Atheist United Church minister starting new secular community in Toronto
Rev. Gretta Vosper is seen at her West Hill United Church, in Toronto, on Wednesday, Aug. 5, 2015. (THE CANADIAN PRESS/Colin Perkel)
Michelle McQuigge, The Canadian Press
Published Wednesday, December 28, 2016 2:47PM EST
TORONTO -- A minister deemed unsuitable by the United Church for declaring herself an atheist is now at the heart of an effort to establish a type of church-style, secular community in Canada.
Gretta Vosper is one of about 10 founding members of Toronto's Oasis Network, believed to be the first of its kind in Canada and due to launch in February.
Oasis communities, which have sprung up in several locations across the United States, are non-faith-based groups that try to draw people together based on five broad-based principles.
Among them are notions that reality is best understood through reason rather than religious insight, and that the world's problems are best addressed by people rather than divine intervention.
Vosper sees setting up the community in Toronto as a natural extension of the work she's already doing at one of the city's churches.

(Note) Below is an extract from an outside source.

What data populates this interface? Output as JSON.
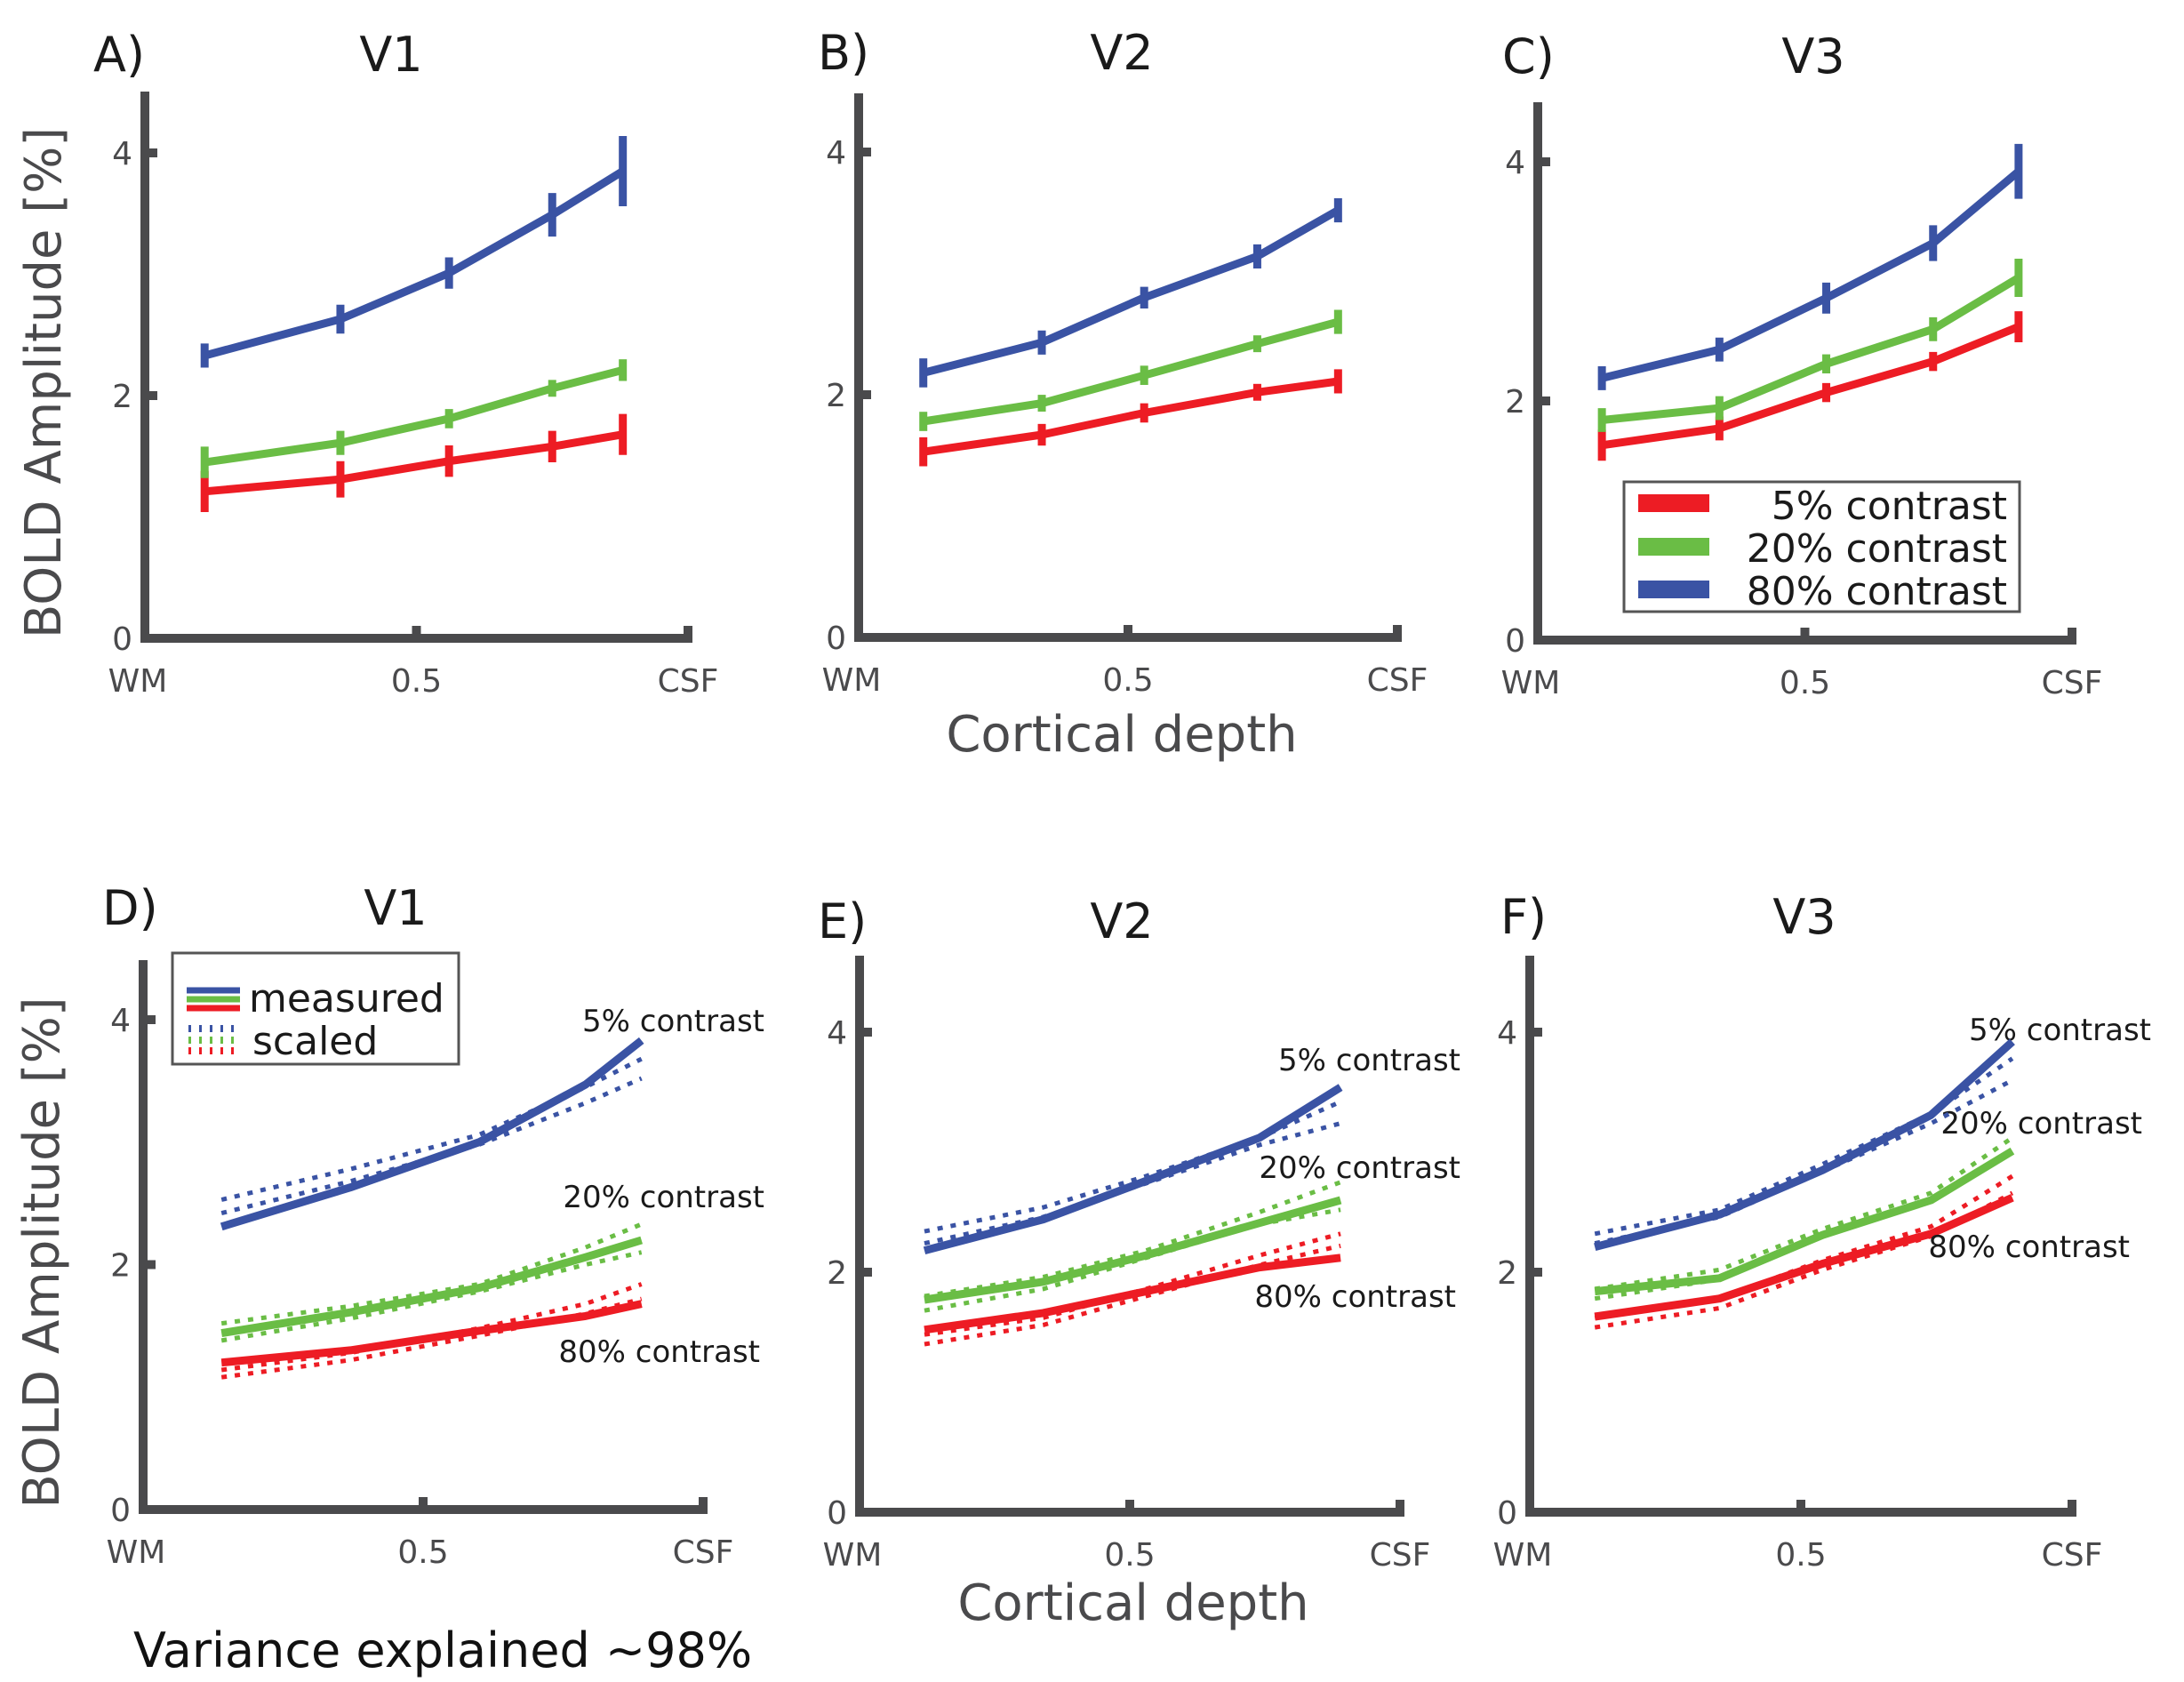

The United Church criticized Vosper for declaring herself an atheist and will hold an ecclesiastical hearing in late 2017 to determine whether or not she will be defrocked as a minister.
Vosper is fighting to keep her job as the pastoral leader of the West Hill United Church in east Toronto and said her involvement with the Oasis community builds upon what she has tried to establish there.
"There's many elements of religion that will be picked up by Oasis, but they're not exclusive to religion," Vosper told The Canadian Press.
"Religion has carried them forward and done it very, very well in many ways, but also in many ways has done it with drastic results. So to distill the best elements of religion in a way that can allow them to be embraced by an increasingly secular world I think is important, and that's what we're doing."
Oasis will maintain many trappings of a traditional church, she said.
The group will gather on Sunday mornings, often seen as the time best-suited for family activities, and congregate in a multi-faith centre in downtown Toronto.
They will offer programs for children while adults listen to a guest speaker or a local musician.
Gatherings will not centre around a single leader, but will instead be shaped by the guest presenters who will help lead discussions of topics that are relevant to the community.
Vosper said the group is open to anyone who shares the five core principles of Oasis: "people are more important than beliefs," "reality is known through reason," "human hands solve human problems," "meaning comes from making a difference, and "be accepting and be accepted."
She said the goal is to create a free-thinking, compassionate community that offers many of the same benefits regular church-goers have experienced.
Vosper said the group is far from an atheist community, adding people of all religious convictions are welcome.
Vosper emerged as a controversial figure in United Church circles when she renounced belief in God and the bible in 2013. She recently told a Church review panel that she identified as an atheist as a sign of solidarity with those who were persecuted for challenging religious fundamentalism or extremism.
In September that review committee issued a report saying Vosper's lack of belief in God, Jesus Christ or the Holy Spirit made her "not suitable" as a minister.
Vosper, 58, who was ordained in 1993, joined her West Hill congregation in 1997 and has been up front about her beliefs for years.
Things came to a head after she wrote an open letter to the church's spiritual leader following the Charlie Hebdo massacre in Paris in January 2015, pointing out that belief in God can motivate bad behaviour.
The general secretary of the church's council decided on the review of her fitness to preach.
Congregation members and fellow ministers have supported her throughout the controversy, with one retired leader asking to be defrocked as a show of support.